На основании доступных источников, которые вполне могут ввести и в заблуждение, можно сделать вывод, что деятельность меньшевиков в Петрограде по привлечению на свою сторону работниц была незначительной. Всерьез их пресса затрагивала лишь экономические проблемы, избегая говорить о трудных организационных вопросах, а их экономическая программа, касавшаяся женщин, была идентична большевистской. Свою роль сыграло также и отсутствие единства, поскольку некоторые меньшевички очевидно согласились работать с феминистками, а другие отказались. Пропаганда меньшевиков и эсеров среди работниц превзошла агитационную работу большевиков только во время реакции, наступившей после июльских событий. На фабрике «Новый Прометей» антибольшевистские настроения были настолько сильны, что большевистских агитаторов там попросту закидали всем, что попалось под руку. Объединенная группа меньшевиков, имевшая своего рода женский отдел, возглавляемый Евой Бройдо, первой призвала к созыву конференции петроградских работниц в октябре 1917 г. Эта конференция приняла резолюцию о создании специальных комиссий по агитации и организации женщин, однако впоследствии эти намерения не были подкреплены соответствующими действиями[627].

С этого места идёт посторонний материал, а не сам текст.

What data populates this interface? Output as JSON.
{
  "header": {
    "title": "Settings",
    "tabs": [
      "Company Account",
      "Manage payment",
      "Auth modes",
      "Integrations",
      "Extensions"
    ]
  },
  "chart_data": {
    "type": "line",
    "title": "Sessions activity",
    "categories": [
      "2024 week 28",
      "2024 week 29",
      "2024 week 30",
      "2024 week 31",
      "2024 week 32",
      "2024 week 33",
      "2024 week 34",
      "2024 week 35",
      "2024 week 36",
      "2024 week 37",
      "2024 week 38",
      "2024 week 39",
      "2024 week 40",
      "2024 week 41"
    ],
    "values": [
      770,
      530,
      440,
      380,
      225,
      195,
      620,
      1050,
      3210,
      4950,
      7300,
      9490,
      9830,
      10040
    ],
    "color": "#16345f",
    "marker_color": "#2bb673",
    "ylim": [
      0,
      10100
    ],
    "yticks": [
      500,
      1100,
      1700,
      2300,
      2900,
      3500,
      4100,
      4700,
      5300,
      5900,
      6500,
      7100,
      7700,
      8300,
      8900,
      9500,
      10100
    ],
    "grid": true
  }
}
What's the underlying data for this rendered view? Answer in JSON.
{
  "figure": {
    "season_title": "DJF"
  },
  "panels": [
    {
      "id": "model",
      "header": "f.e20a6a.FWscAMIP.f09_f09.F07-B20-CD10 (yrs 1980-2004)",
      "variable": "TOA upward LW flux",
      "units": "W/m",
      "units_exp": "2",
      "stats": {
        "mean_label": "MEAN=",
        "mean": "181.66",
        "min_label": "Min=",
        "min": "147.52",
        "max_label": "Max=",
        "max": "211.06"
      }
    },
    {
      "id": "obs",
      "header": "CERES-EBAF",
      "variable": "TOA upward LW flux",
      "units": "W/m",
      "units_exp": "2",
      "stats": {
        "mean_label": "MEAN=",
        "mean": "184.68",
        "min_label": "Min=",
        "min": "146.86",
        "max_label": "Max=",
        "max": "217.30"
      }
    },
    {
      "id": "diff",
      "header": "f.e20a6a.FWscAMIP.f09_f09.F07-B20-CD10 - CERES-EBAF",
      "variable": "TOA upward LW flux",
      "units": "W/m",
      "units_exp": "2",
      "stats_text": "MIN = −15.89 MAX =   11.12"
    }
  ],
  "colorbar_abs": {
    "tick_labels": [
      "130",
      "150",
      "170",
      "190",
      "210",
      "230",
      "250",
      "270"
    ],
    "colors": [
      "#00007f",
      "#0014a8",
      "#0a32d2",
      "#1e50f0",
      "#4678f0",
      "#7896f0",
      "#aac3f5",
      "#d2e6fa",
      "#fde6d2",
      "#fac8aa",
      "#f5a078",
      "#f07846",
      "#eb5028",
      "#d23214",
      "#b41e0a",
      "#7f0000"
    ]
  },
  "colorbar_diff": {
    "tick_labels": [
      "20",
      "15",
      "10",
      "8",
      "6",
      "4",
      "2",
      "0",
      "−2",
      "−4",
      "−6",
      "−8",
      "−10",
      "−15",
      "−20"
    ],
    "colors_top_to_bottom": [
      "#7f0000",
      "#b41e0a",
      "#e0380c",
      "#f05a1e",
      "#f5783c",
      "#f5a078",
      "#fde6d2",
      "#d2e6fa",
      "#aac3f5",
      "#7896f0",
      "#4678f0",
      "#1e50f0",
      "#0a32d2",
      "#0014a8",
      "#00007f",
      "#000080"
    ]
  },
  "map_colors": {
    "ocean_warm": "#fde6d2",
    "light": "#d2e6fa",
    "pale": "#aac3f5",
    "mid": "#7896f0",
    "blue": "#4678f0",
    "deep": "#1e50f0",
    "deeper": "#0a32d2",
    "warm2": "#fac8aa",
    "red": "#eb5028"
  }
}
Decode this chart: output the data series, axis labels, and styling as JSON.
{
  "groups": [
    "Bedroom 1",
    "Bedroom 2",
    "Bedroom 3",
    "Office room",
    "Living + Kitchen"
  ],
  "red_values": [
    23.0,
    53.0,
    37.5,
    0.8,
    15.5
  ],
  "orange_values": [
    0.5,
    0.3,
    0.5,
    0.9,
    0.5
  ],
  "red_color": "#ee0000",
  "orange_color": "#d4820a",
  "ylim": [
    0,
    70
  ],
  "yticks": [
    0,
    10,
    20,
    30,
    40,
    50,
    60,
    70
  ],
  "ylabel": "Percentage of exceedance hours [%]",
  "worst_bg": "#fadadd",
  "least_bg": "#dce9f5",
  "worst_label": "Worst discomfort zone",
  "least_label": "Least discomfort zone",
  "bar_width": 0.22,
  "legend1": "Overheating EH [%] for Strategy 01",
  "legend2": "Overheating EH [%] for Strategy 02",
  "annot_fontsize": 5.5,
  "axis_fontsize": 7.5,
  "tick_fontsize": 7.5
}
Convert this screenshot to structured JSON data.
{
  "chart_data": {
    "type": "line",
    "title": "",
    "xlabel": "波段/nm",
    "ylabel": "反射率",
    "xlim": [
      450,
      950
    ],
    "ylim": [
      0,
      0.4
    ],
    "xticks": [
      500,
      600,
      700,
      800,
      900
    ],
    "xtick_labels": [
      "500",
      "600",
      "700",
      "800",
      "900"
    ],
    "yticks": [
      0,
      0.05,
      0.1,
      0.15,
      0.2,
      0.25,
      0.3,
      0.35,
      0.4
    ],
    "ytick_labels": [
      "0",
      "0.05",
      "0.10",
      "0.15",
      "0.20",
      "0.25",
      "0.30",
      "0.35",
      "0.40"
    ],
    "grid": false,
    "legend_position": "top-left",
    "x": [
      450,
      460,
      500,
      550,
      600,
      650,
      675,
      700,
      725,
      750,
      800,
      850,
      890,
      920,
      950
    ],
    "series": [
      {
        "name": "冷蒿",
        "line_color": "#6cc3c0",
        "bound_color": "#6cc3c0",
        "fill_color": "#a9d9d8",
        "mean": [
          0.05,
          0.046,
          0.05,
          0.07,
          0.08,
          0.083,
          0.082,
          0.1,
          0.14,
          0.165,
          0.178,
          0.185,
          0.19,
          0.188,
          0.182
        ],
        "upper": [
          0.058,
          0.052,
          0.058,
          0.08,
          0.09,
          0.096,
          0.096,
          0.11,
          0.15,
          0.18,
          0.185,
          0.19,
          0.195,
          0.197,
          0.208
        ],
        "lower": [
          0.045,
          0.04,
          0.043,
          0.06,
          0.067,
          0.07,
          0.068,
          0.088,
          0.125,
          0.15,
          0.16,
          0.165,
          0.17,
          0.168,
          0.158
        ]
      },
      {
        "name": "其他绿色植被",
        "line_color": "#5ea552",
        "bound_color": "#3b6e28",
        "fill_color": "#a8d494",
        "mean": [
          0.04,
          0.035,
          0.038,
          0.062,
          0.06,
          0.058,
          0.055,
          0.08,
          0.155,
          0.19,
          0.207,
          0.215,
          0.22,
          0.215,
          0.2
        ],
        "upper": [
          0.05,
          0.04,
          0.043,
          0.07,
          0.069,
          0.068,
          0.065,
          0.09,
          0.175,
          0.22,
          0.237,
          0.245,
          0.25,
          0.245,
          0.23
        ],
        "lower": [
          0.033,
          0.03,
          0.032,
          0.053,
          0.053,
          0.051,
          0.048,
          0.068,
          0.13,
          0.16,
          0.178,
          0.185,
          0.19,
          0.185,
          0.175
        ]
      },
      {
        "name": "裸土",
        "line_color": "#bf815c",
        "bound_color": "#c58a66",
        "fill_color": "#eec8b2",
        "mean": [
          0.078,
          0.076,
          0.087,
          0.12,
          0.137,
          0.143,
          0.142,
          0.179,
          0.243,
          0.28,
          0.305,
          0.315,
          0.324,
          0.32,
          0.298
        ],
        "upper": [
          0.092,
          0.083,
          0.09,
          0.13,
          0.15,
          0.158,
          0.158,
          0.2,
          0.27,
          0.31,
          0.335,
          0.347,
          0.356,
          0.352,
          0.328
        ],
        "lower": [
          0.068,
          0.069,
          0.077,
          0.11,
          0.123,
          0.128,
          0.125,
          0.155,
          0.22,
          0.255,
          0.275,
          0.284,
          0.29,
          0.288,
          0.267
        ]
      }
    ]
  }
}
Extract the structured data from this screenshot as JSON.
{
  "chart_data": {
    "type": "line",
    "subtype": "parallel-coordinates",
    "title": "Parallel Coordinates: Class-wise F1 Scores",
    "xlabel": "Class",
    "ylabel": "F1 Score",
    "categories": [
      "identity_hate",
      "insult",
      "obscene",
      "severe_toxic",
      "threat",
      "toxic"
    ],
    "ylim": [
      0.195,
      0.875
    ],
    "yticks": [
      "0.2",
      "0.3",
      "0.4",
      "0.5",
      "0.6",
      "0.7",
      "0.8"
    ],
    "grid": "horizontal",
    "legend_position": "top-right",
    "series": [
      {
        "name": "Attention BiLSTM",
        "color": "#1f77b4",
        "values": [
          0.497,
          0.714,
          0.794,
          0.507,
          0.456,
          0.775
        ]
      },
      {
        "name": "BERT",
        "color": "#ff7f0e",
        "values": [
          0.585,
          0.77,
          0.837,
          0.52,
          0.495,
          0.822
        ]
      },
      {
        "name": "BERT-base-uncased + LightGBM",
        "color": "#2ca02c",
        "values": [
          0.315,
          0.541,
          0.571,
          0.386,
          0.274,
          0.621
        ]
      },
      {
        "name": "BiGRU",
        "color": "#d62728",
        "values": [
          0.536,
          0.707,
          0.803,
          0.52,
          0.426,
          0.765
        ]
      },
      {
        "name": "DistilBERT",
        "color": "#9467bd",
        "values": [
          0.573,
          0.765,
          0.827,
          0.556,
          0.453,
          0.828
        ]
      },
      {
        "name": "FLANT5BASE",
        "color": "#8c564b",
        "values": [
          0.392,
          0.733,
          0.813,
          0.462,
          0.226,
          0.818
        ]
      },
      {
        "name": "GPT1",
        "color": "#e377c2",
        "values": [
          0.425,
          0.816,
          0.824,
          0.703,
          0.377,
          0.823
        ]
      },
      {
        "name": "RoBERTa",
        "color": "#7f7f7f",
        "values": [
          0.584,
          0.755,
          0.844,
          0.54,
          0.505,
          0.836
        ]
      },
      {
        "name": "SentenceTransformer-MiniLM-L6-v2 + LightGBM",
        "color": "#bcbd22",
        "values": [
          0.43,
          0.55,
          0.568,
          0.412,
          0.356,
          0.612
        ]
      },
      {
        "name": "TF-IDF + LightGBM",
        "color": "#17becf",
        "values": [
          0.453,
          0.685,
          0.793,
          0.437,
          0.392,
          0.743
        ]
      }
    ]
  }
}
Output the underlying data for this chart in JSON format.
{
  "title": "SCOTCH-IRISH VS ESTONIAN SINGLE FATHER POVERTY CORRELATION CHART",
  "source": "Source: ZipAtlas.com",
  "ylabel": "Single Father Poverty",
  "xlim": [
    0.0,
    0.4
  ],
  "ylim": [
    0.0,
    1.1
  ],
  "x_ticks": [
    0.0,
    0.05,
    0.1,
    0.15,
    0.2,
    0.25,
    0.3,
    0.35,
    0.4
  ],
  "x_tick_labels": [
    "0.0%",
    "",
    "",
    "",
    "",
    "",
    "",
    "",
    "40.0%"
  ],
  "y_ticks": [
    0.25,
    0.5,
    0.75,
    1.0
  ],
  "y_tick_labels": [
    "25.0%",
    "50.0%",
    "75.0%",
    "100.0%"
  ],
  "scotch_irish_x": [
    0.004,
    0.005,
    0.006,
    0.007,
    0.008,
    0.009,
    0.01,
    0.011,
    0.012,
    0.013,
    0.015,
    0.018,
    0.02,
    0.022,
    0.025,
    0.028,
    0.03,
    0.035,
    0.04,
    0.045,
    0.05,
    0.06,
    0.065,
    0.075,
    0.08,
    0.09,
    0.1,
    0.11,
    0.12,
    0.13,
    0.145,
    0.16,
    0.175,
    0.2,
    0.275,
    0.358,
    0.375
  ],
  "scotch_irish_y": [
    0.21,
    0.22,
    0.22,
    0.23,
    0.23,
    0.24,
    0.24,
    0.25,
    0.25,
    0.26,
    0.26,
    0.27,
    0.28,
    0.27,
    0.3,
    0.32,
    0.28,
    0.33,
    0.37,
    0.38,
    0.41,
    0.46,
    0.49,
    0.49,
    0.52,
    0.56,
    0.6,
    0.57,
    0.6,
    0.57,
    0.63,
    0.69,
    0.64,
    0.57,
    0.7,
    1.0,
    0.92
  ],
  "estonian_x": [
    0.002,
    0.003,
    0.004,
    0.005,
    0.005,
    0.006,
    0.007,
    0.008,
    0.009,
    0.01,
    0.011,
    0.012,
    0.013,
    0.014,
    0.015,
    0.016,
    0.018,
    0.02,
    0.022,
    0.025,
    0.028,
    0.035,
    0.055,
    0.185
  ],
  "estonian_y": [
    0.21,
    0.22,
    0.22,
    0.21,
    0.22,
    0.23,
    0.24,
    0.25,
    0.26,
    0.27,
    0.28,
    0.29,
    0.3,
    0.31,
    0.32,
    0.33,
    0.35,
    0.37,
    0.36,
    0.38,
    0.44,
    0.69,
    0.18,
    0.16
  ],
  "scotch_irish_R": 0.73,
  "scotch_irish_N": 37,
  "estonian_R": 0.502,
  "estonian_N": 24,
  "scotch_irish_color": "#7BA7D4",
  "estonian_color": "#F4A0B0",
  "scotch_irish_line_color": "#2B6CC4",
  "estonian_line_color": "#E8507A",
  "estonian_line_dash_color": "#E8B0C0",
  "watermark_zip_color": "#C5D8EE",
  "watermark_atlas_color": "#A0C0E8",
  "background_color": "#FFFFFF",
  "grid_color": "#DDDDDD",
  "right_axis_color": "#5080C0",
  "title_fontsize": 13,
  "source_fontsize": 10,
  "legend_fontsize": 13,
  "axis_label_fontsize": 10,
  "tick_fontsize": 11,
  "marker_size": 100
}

Иллюстрацией к способностям большевиков устанавливать связи с городскими массами путем увязывания политических лозунгов с экономическими является развернутая большевичками кампания в интересах двух наиболее отсталых, заброшенных и даже презираемых элементов женского населения: прачек и солдаток. В Петрограде тысячи прачек работали за тридцать копеек до изнеможения по 13–14 часов в день в насыщенных паром подвальных прачечных, которые носили такие динамичные названия, как «Рекорд», «Прогресс» и «Ниагара». Безнадежная тяжесть их работы была точно схвачена Архиповым в его знаменитой картине «Прачки». В 1913 г. большевики попытались организовать их, но когда делегация прачек попросила у полиции разрешения создать библиотеку, то вместе с отказом услышала иронический вопрос: «И какую же литературу собираетесь вы читать над своими лоханями?». После Февральской революции прачки стали более организованными и направили Временному правительству свои требования об улучшении условий работы и создании на базе всего города общественных прачечных. Когда их требования были отвергнуты как несвоевременные, прачки начали забастовку. Коллонтай склонила Ленина на сторону прачек, и большевики оказали им всестороннюю помощь. В ответ забастовщицы добавили лозунги большевиков в отношении войны и Советов к своим экономическим требованиям. В конечном итоге собственники прачечных были вынуждены пойти на уступки и удовлетворить основные требования бастовавших[628].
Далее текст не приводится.